Barbara prit une brassée de Flick et suivit son compagnon dans le couloir. Cinq minutes plus tard, ils arrivaient à destination.

* * *

— On a sonné, dit bonne-maman.

Zizi alla ouvrir, espérant que ce serait le shérif de l'opuscule qu'il lisait, venu pour lui demander s'il avait aperçu Petite-tête-de-Condor, le redoutable chef de la tribu des Eggs-and-Bacon, lequel dévastait la région depuis Poissy jusqu'à Elizabethville.

A sa profonde surprise, il se trouva, en pleine pampa, nez à nez avec Barbara, un jeune homme à moustaches et un animal imprécis.

— Bonjour, Zizi, fit gaiement Barbara. Ton papa est là ?

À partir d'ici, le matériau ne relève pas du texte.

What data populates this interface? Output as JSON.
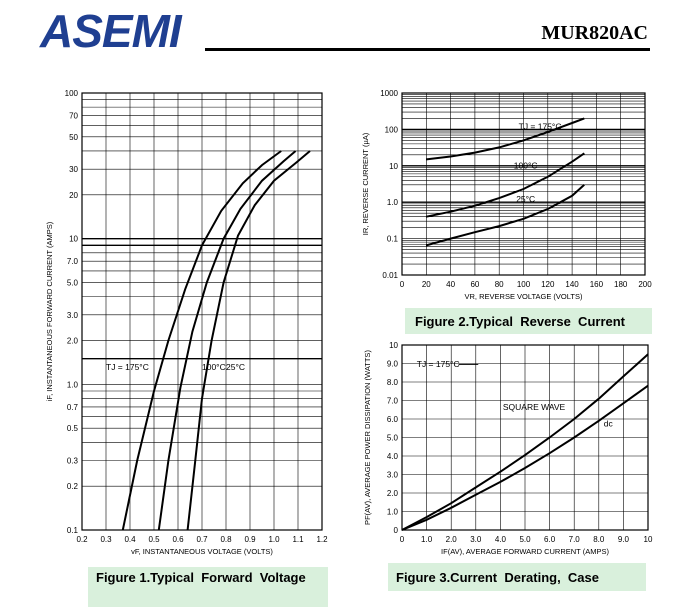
{
  "header": {
    "brand": "ASEMI",
    "part_number": "MUR820AC"
  },
  "captions": {
    "fig1": "Figure 1.Typical  Forward  Voltage",
    "fig2": "Figure 2.Typical  Reverse  Current",
    "fig3": "Figure 3.Current  Derating,  Case"
  },
  "chart_data": [
    {
      "type": "line",
      "title": "",
      "xlabel": "vF, INSTANTANEOUS VOLTAGE (VOLTS)",
      "ylabel": "iF, INSTANTANEOUS FORWARD CURRENT (AMPS)",
      "xlim": [
        0.2,
        1.2
      ],
      "ylim": [
        0.1,
        100
      ],
      "yscale": "log",
      "grid": true,
      "x_ticks": [
        "0.2",
        "0.3",
        "0.4",
        "0.5",
        "0.6",
        "0.7",
        "0.8",
        "0.9",
        "1.0",
        "1.1",
        "1.2"
      ],
      "y_ticks": [
        "0.1",
        "0.2",
        "0.3",
        "0.5",
        "0.7",
        "1.0",
        "2.0",
        "3.0",
        "5.0",
        "7.0",
        "10",
        "20",
        "30",
        "50",
        "70",
        "100"
      ],
      "annotations": [
        "TJ = 175°C",
        "100°C",
        "25°C"
      ],
      "series": [
        {
          "name": "TJ = 175°C",
          "x": [
            0.37,
            0.43,
            0.5,
            0.56,
            0.63,
            0.7,
            0.78,
            0.87,
            0.95,
            1.03
          ],
          "y": [
            0.1,
            0.3,
            0.9,
            2.0,
            4.5,
            9.0,
            15.5,
            24,
            32,
            40
          ]
        },
        {
          "name": "100°C",
          "x": [
            0.52,
            0.56,
            0.61,
            0.66,
            0.72,
            0.79,
            0.86,
            0.95,
            1.04,
            1.09
          ],
          "y": [
            0.1,
            0.3,
            0.95,
            2.3,
            5.0,
            10,
            16,
            25,
            34,
            40
          ]
        },
        {
          "name": "25°C",
          "x": [
            0.64,
            0.67,
            0.7,
            0.74,
            0.79,
            0.85,
            0.92,
            1.0,
            1.09,
            1.15
          ],
          "y": [
            0.1,
            0.28,
            0.8,
            2.0,
            5.0,
            10.5,
            17,
            25,
            33,
            40
          ]
        }
      ]
    },
    {
      "type": "line",
      "title": "",
      "xlabel": "VR, REVERSE VOLTAGE (VOLTS)",
      "ylabel": "IR, REVERSE CURRENT (µA)",
      "xlim": [
        0,
        200
      ],
      "ylim": [
        0.01,
        1000
      ],
      "yscale": "log",
      "grid": true,
      "x_ticks": [
        "0",
        "20",
        "40",
        "60",
        "80",
        "100",
        "120",
        "140",
        "160",
        "180",
        "200"
      ],
      "y_ticks": [
        "0.01",
        "0.1",
        "1.0",
        "10",
        "100",
        "1000"
      ],
      "annotations": [
        "TJ = 175°C",
        "100°C",
        "25°C"
      ],
      "series": [
        {
          "name": "TJ = 175°C",
          "x": [
            20,
            40,
            60,
            80,
            100,
            120,
            140,
            150
          ],
          "y": [
            15,
            18,
            23,
            32,
            50,
            85,
            150,
            200
          ]
        },
        {
          "name": "100°C",
          "x": [
            20,
            40,
            60,
            80,
            100,
            120,
            140,
            150
          ],
          "y": [
            0.4,
            0.55,
            0.8,
            1.3,
            2.3,
            5.0,
            13,
            22
          ]
        },
        {
          "name": "25°C",
          "x": [
            20,
            40,
            60,
            80,
            100,
            120,
            140,
            150
          ],
          "y": [
            0.065,
            0.1,
            0.15,
            0.22,
            0.35,
            0.65,
            1.5,
            3.0
          ]
        }
      ]
    },
    {
      "type": "line",
      "title": "",
      "xlabel": "IF(AV), AVERAGE FORWARD CURRENT (AMPS)",
      "ylabel": "PF(AV), AVERAGE POWER DISSIPATION (WATTS)",
      "xlim": [
        0,
        10
      ],
      "ylim": [
        0,
        10
      ],
      "grid": true,
      "x_ticks": [
        "0",
        "1.0",
        "2.0",
        "3.0",
        "4.0",
        "5.0",
        "6.0",
        "7.0",
        "8.0",
        "9.0",
        "10"
      ],
      "y_ticks": [
        "0",
        "1.0",
        "2.0",
        "3.0",
        "4.0",
        "5.0",
        "6.0",
        "7.0",
        "8.0",
        "9.0",
        "10"
      ],
      "annotations": [
        "TJ = 175°C",
        "SQUARE WAVE",
        "dc"
      ],
      "series": [
        {
          "name": "SQUARE WAVE",
          "x": [
            0,
            1,
            2,
            3,
            4,
            5,
            6,
            7,
            8,
            9,
            10
          ],
          "y": [
            0,
            0.7,
            1.45,
            2.3,
            3.15,
            4.05,
            5.0,
            6.0,
            7.1,
            8.3,
            9.5
          ]
        },
        {
          "name": "dc",
          "x": [
            0,
            1,
            2,
            3,
            4,
            5,
            6,
            7,
            8,
            9,
            10
          ],
          "y": [
            0,
            0.55,
            1.2,
            1.9,
            2.6,
            3.35,
            4.15,
            5.0,
            5.9,
            6.85,
            7.8
          ]
        }
      ]
    }
  ]
}
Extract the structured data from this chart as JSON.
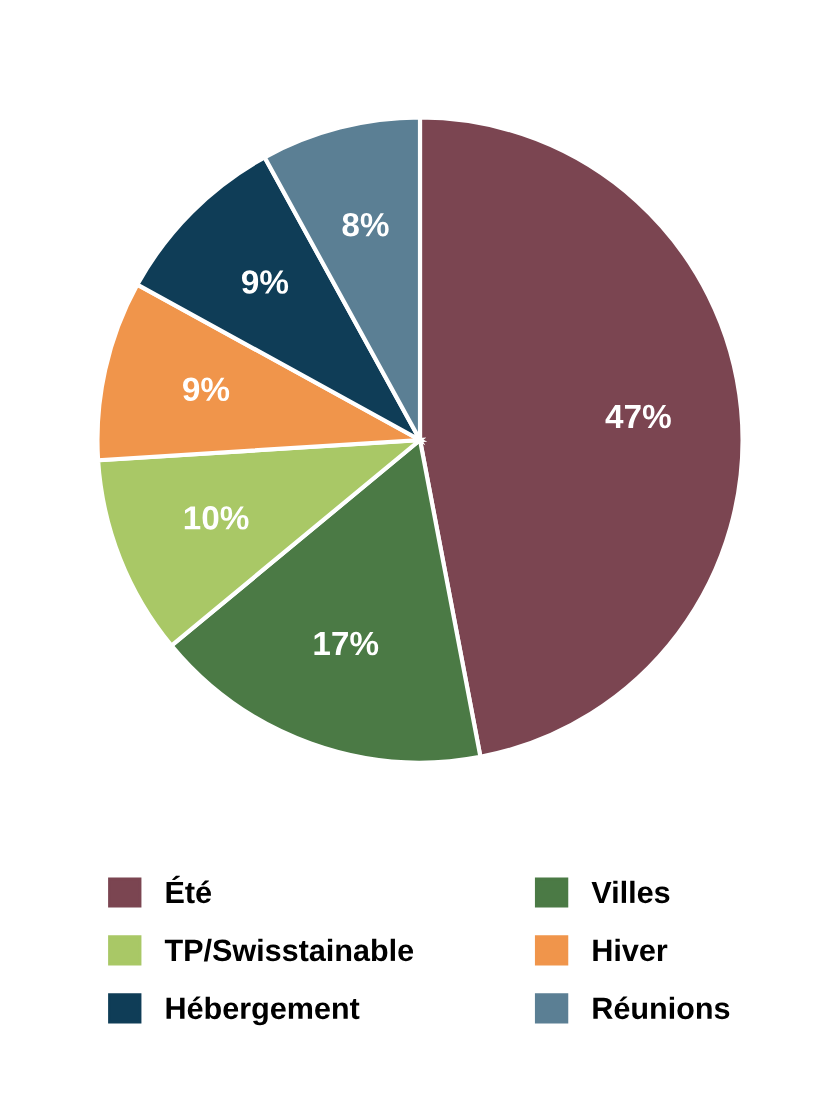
{
  "chart_data": {
    "type": "pie",
    "categories": [
      "Été",
      "Villes",
      "TP/Swisstainable",
      "Hiver",
      "Hébergement",
      "Réunions"
    ],
    "values": [
      47,
      17,
      10,
      9,
      9,
      8
    ],
    "colors": [
      "#7b4551",
      "#4b7a45",
      "#a9c866",
      "#f0954b",
      "#0f3d57",
      "#5b7f94"
    ],
    "value_labels": [
      "47%",
      "17%",
      "10%",
      "9%",
      "9%",
      "8%"
    ],
    "legend": "bottom"
  }
}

De la fenêtre de sa chambre, Jango aperçut les arrivants. La présence de Maurice l'inquiéta et lui fut pénible. Il abandonna le colonel et descendit quatre à quatre plus une les marches au nombre de vingt-neuf. La salle à manger était déserte ; bonne-maman, peureuse comme une belette, s'était cachée dans sa cuisine en voyant arriver du beau monde.

— Entrez ! dit Jango.

Il goba un baiser machinal sur la bouche de Barbara et serra la main fluide de Maurice.

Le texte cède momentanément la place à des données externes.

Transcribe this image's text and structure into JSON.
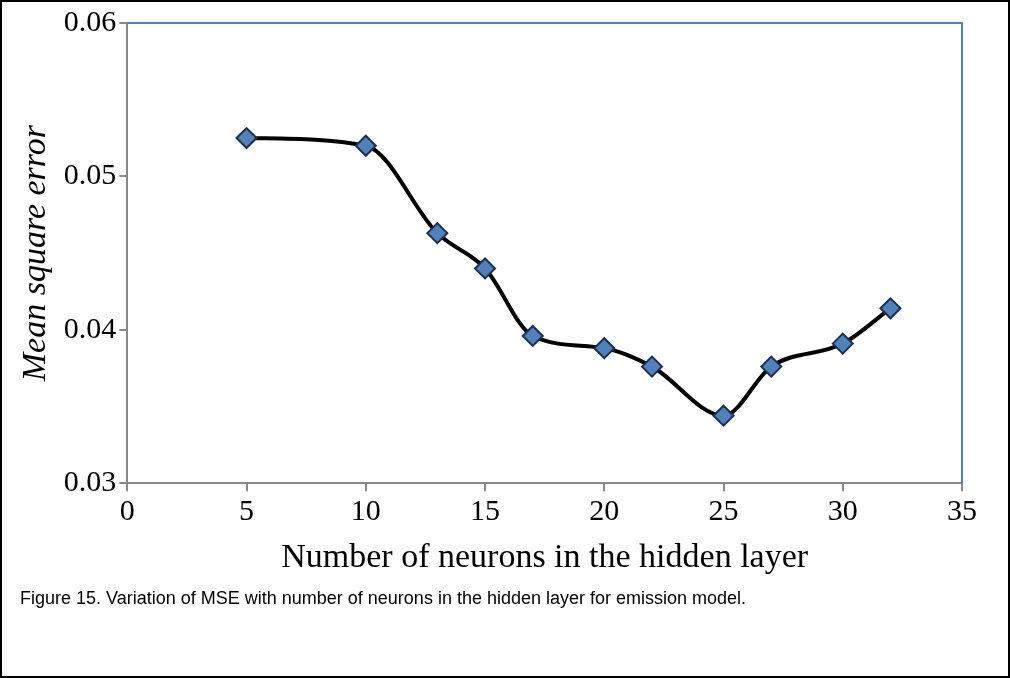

— Bonjour, c'est gentil d'être venus. Il ajouta malicieusement en se tournant vers le jeune homme : Vous avez encore de la famille qui vous encombre ?

— Sans blague ! Dis donc, Barbara, il en a de l'esprit, ton copain. Tu m'avais caché ça.

— Oh, ça suffit, s'écria la jeune femme, on n'est pas venu ici pour se tirer la bourre…

Ils choisirent chacun un siège. Jango s'enferma dans une réserve méprisante tandis que Maurice commençait à promener sur le mobilier un regard appuyé et narquois.

— Dites, les bonshommes, attaqua Barbara, si vous continuez à faire cette tête, j'attrape mon chien et je m'en vais.

— Ton chien, rétorqua Maurice, de la façon dont il gémit, je devine qu'il meurt d'envie d'arroser le jardin de Monsieur. Tu ferais bien de lui enlever sa laisse et de lui ouvrir la porte…

Barbara fit ce que Maurice lui conseillait. Le chien bondit au-dehors en aboyant.

— Il est content, dit Jango. C'est un chien rigolo, comme tes poissons…

— Tu es gentil, remercia Barbara.

Sur un signe du jeune homme, elle mit Jango au courant des péripéties du matin. Elle lui raconta tout, y compris les intentions malsaines de Maurice pour le cas où les policiers verseraient le cadavre de la morgue à son débit.

— On est venu te trouver, conclut-elle, en espérant que tu trouverais un moyen d'arranger les choses.

— Ça demande réflexion, fit remarquer Jango, pris au dépourvu.

— Eh bien, réfléchis !

Elle se leva :

— Veux-tu m'indiquer les toilettes ? Dans ton sacré train, on prend plein de charbon sur la figure…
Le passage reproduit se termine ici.